In The Guard Publishing Company, d/b/a The Register-Guard, 351 NLRB No. 70 (December 16, 2007), the National Labor Relations Board (NLRB), in a 3-2 decision, upheld an employer’s “nosolicitation” policy that prohibited employees from using the employer’s e-mail system for any “nonjob-related solicitations.” At the same time, the NLRB announced and applied a new standard for deciding whether an employer has violated Section 8(a)(1) by discriminatorily enforcing solicitation policies. Both of these holdings are important for employers who are potential targets of union organizing.
The employer policy at issue in the Register-Guard case prohibited the use of e-mail for any “non-job-related solicitations.” According to the evidence, the employer allowed a number of nonwork- related employee e-mails, but consistently disallowed e-mails urging support for groups or organizations. The employer issued written warnings to an employee who sent union-related e-mails, leading the union to file unfair labor practice charges. The case was the subject of a rare oral argument before the full NLRB.
In its Register-Guard ruling, the NLRB has declared that employees have no statutory right to use an employer’s equipment for organizing purposes. The NLRB thus distinguished email use from face-to-face solicitation, which cannot be prohibited during non-working time. Therefore, the maintenance of an employer’s email policy alone, absent discriminatory enforcement, does not violate Section 8(a)(1) of the National Labor Relations Act.
Equally important is the NLRB’s holding regarding the alleged discriminatory application of the no-solicitation policy. The NLRB decision, for the first time, clarifies that “discrimination under the Act means drawing a distinction along Section 7 lines.” The NLRB adopted the reasoning of two appeals court cases involving the use of employer bulletin boards, where the courts distinguished between personal non-work-related postings such as for-sale notices and wedding announcements, on the one hand, and “group” or “organizational” postings such as union materials on the other. The NLRB overruled its past precedent that had failed to draw these important distinctions.
Applying its new standard in Register-Guard, the NLRB found that the employer had permitted a variety of personal, non-work-related e-mails, but had never permitted e-mails to solicit support for a group or organization. Therefore, the employer did not discriminate along Section 7 lines by applying its e-mail policy to prohibit e-mails soliciting union support. However, the NLRB found that one contested e-mail was not a solicitation, but simply a clarification of facts surrounding a recent union event. The board found that the employer’s enforcement of its no-solicitation policy with respect to that e-mail was unlawful.

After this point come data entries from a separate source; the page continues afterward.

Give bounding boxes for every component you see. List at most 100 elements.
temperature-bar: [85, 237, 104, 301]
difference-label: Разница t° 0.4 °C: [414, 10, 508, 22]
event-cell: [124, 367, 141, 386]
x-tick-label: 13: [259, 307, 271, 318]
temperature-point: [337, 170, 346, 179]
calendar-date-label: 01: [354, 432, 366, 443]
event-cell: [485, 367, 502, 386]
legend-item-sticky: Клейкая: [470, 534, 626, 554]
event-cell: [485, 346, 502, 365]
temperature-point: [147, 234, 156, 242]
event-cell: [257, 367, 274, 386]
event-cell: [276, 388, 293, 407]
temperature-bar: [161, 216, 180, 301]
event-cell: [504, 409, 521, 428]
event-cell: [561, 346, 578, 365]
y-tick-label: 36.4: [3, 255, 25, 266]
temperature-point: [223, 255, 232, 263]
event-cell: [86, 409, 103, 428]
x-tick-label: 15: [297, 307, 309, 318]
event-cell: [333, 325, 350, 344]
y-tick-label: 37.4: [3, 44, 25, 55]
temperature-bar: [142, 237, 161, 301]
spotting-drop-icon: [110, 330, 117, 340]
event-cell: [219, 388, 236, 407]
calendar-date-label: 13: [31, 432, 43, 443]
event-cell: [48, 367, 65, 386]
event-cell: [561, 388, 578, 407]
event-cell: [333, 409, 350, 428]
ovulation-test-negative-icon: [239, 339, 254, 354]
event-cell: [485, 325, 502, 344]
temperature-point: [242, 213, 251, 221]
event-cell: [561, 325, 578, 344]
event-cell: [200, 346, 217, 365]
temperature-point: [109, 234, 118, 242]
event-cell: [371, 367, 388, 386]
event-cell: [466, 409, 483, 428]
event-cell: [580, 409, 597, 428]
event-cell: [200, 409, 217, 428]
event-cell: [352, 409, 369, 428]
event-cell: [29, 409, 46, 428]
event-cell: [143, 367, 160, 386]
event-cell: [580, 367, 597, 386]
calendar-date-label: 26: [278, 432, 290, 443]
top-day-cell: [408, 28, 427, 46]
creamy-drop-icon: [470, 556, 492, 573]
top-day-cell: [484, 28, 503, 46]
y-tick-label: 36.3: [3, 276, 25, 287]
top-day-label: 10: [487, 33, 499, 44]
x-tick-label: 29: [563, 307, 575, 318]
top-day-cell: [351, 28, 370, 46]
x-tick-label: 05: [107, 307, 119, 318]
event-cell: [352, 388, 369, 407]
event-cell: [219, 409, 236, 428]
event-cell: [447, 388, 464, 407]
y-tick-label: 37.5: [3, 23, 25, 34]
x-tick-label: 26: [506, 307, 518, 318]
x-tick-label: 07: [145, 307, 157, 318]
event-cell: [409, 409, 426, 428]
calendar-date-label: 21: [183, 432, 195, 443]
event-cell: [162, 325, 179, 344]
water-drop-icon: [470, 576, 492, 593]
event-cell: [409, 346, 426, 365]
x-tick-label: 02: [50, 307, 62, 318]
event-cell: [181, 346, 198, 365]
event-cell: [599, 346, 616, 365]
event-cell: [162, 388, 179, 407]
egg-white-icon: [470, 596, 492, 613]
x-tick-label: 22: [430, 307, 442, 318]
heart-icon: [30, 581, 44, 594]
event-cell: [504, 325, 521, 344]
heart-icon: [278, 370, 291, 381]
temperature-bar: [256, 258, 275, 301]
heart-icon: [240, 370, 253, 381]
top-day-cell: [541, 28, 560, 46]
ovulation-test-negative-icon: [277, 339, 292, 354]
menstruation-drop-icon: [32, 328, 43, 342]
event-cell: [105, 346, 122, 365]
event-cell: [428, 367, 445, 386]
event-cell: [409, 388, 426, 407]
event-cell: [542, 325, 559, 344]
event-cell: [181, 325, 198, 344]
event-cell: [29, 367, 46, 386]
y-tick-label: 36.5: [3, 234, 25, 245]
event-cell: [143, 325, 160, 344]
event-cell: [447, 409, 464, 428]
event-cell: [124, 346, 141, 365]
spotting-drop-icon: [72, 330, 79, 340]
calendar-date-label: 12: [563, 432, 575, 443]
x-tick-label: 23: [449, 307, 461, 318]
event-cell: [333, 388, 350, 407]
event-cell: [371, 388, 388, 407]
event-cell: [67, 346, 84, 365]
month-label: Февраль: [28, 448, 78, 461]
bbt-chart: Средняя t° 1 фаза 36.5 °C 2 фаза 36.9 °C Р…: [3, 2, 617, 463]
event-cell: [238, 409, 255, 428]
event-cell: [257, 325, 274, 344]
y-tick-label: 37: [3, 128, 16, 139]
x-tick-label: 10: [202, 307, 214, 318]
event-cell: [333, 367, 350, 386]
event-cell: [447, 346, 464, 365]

While it remains to be seen how the courts react to the newly announced NLRB standard, employers who are targets of union organizing should review their e-mail and solicitation policies to be sure that they comply fully with the NLRB’s Register-Guard decision. The new NLRB standard resolves thorny issues regarding varying types of solicitations and recognizes the right of employers to control the use of their own business equipment.